Re: [PATCH] sched, fair: Allow a small degree of load imbalance between SD_NUMA domains v2

From: Peter Zijlstra
Date: Wed Jan 08 2020 - 08:19:31 EST


On Tue, Jan 07, 2020 at 08:24:06PM +0000, Mel Gorman wrote:
> Now I get you, but unfortunately it also would not work out. The number
> of groups is not related to the LLC except in some specific cases.
> It's possible to use the first CPU to find the size of an LLC but now I
> worry that it would lead to unpredictable behaviour. AMD has different
> numbers of LLCs per node depending on the CPU family and while Intel
> generally has one LLC per node, I imagine there are counter examples.

Intel has the 'fun' case of an LLC spanning nodes :-), although Linux
pretends this isn't so and truncates the LLC topology information to be
the node again -- see arch/x86/kernel/smpboot.c:match_llc().

And of course, in the Core2 era we had the Core2Quad chips which was a
dual-die solution and therefore also had multiple LLCs, and I think the
Xeon variant of that would allow the multiple LLC per node situation
too, although this is of course ancient hardware nobody really cares
about anymore.

> This means that load balancing on different machines with similar core
> counts will behave differently due to the LLC size.

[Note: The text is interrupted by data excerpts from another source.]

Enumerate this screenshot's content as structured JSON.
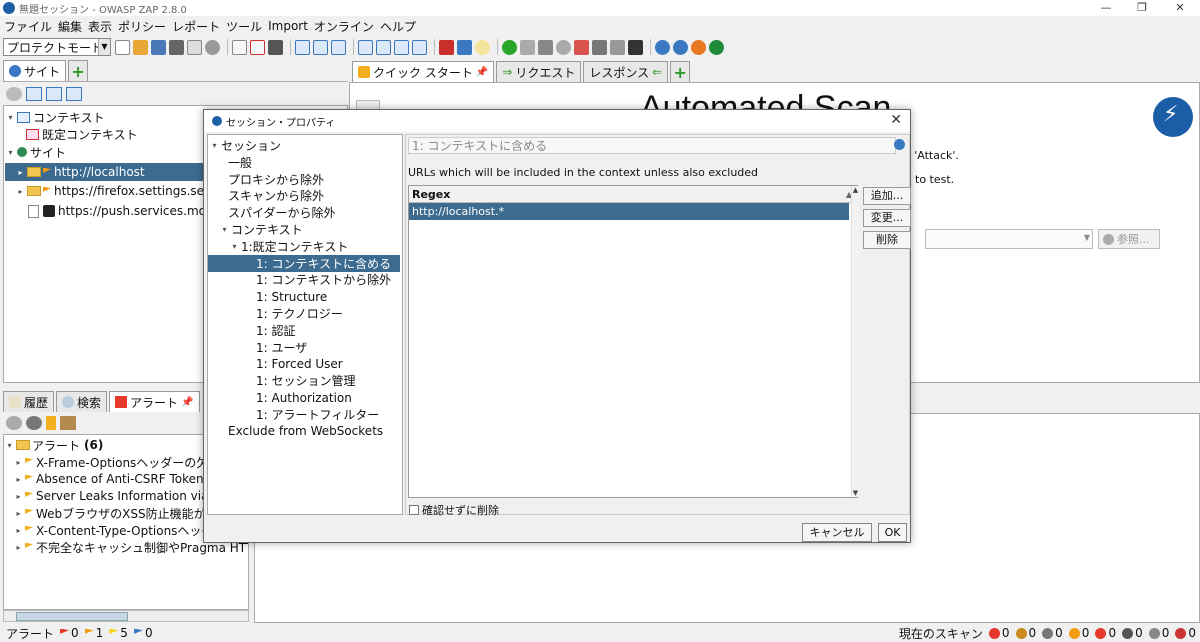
{
  "window": {
    "title": "無題セッション - OWASP ZAP 2.8.0",
    "controls": [
      "—",
      "❐",
      "✕"
    ]
  },
  "menubar": {
    "items": [
      "ファイル",
      "編集",
      "表示",
      "ポリシー",
      "レポート",
      "ツール",
      "Import",
      "オンライン",
      "ヘルプ"
    ]
  },
  "toolbar": {
    "mode": "プロテクトモード"
  },
  "sites_panel": {
    "tab_label": "サイト",
    "tree": {
      "contexts": "コンテキスト",
      "default_context": "既定コンテキスト",
      "sites": "サイト",
      "site_items": [
        "http://localhost",
        "https://firefox.settings.services",
        "https://push.services.mozilla."
      ]
    }
  },
  "workspace": {
    "tabs": [
      "クイック スタート",
      "リクエスト",
      "レスポンス"
    ],
    "heading": "Automated Scan",
    "snippet_attack": "s 'Attack'.",
    "snippet_test": "to test.",
    "browse_label": "参照..."
  },
  "alerts_panel": {
    "tabs": [
      "履歴",
      "検索",
      "アラート"
    ],
    "root_label": "アラート",
    "root_count": "(6)",
    "items": [
      "X-Frame-Optionsヘッダーの欠如",
      "Absence of Anti-CSRF Tokens",
      "Server Leaks Information via \"X-Po",
      "WebブラウザのXSS防止機能が有",
      "X-Content-Type-Optionsヘッダの",
      "不完全なキャッシュ制御やPragma HTTP"
    ]
  },
  "statusbar": {
    "alerts_label": "アラート",
    "alert_counts": [
      "0",
      "1",
      "5",
      "0"
    ],
    "scans_label": "現在のスキャン",
    "scan_counts": [
      "0",
      "0",
      "0",
      "0",
      "0",
      "0",
      "0",
      "0"
    ]
  },
  "dialog": {
    "title": "セッション・プロパティ",
    "tree": [
      {
        "label": "セッション",
        "indent": 0,
        "twisty": "▾"
      },
      {
        "label": "一般",
        "indent": 1
      },
      {
        "label": "プロキシから除外",
        "indent": 1
      },
      {
        "label": "スキャンから除外",
        "indent": 1
      },
      {
        "label": "スパイダーから除外",
        "indent": 1
      },
      {
        "label": "コンテキスト",
        "indent": 1,
        "twisty": "▾"
      },
      {
        "label": "1:既定コンテキスト",
        "indent": 2,
        "twisty": "▾"
      },
      {
        "label": "1: コンテキストに含める",
        "indent": 3,
        "selected": true
      },
      {
        "label": "1: コンテキストから除外",
        "indent": 3
      },
      {
        "label": "1: Structure",
        "indent": 3
      },
      {
        "label": "1: テクノロジー",
        "indent": 3
      },
      {
        "label": "1: 認証",
        "indent": 3
      },
      {
        "label": "1: ユーザ",
        "indent": 3
      },
      {
        "label": "1: Forced User",
        "indent": 3
      },
      {
        "label": "1: セッション管理",
        "indent": 3
      },
      {
        "label": "1: Authorization",
        "indent": 3
      },
      {
        "label": "1: アラートフィルター",
        "indent": 3
      },
      {
        "label": "Exclude from WebSockets",
        "indent": 1
      }
    ],
    "panel_title": "1: コンテキストに含める",
    "description": "URLs which will be included in the context unless also excluded",
    "table": {
      "header": "Regex",
      "rows": [
        "http://localhost.*"
      ]
    },
    "buttons": {
      "add": "追加...",
      "modify": "変更...",
      "remove": "削除",
      "confirm_remove": "確認せずに削除",
      "cancel": "キャンセル",
      "ok": "OK"
    }
  }
}
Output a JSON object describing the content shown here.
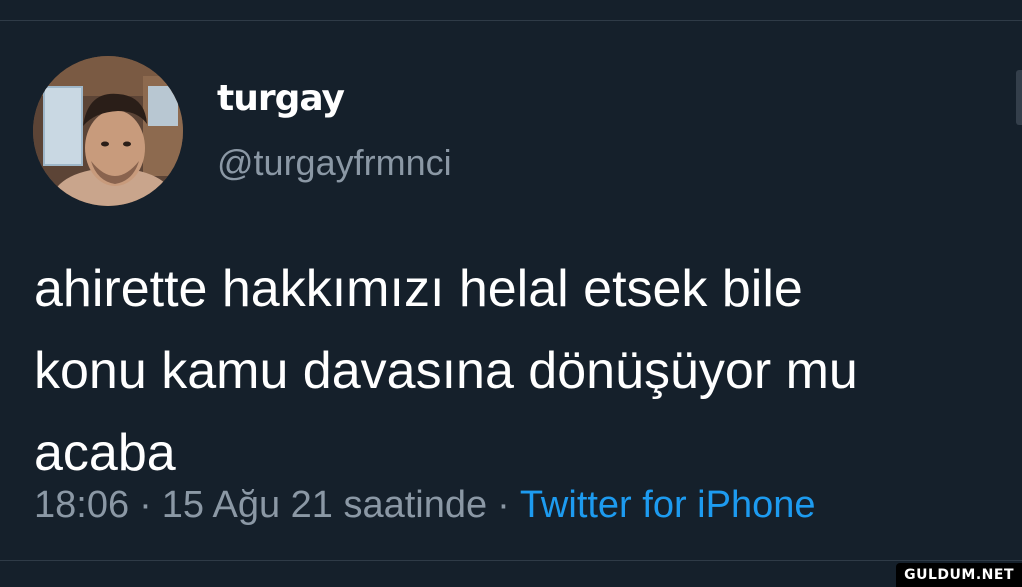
{
  "tweet": {
    "display_name": "turgay",
    "handle": "@turgayfrmnci",
    "text": "ahirette hakkımızı helal etsek bile\nkonu kamu davasına dönüşüyor mu\nacaba",
    "time": "18:06",
    "date": "15 Ağu 21 saatinde",
    "separator": "·",
    "source": "Twitter for iPhone"
  },
  "watermark": "GULDUM.NET",
  "colors": {
    "background": "#15202b",
    "text": "#ffffff",
    "muted": "#8b98a5",
    "link": "#1d9bf0"
  },
  "icons": {
    "avatar": "profile-photo"
  }
}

That sounds like perfectly fine/expected behaviour to me.

> It might be possible
> to infer it if the intermediate domain was DIE instead of MC but I doubt
> that's guaranteed and it would still be unpredictable. It may be the type
> of complexity that should only be introduced with a separate patch with
> clear rationale as to why it's necessary and we are not at that threshold
> so I withdraw the suggestion.

So IIRC the initial patch(es) had the idea to allow for 1 extra task
imbalance to get 1-1 pairs on the same node, instead of across nodes. I
don't immediately see that in these later patches.

Would that be something to go back to? Would that not side-step much of
the issues under discussion here?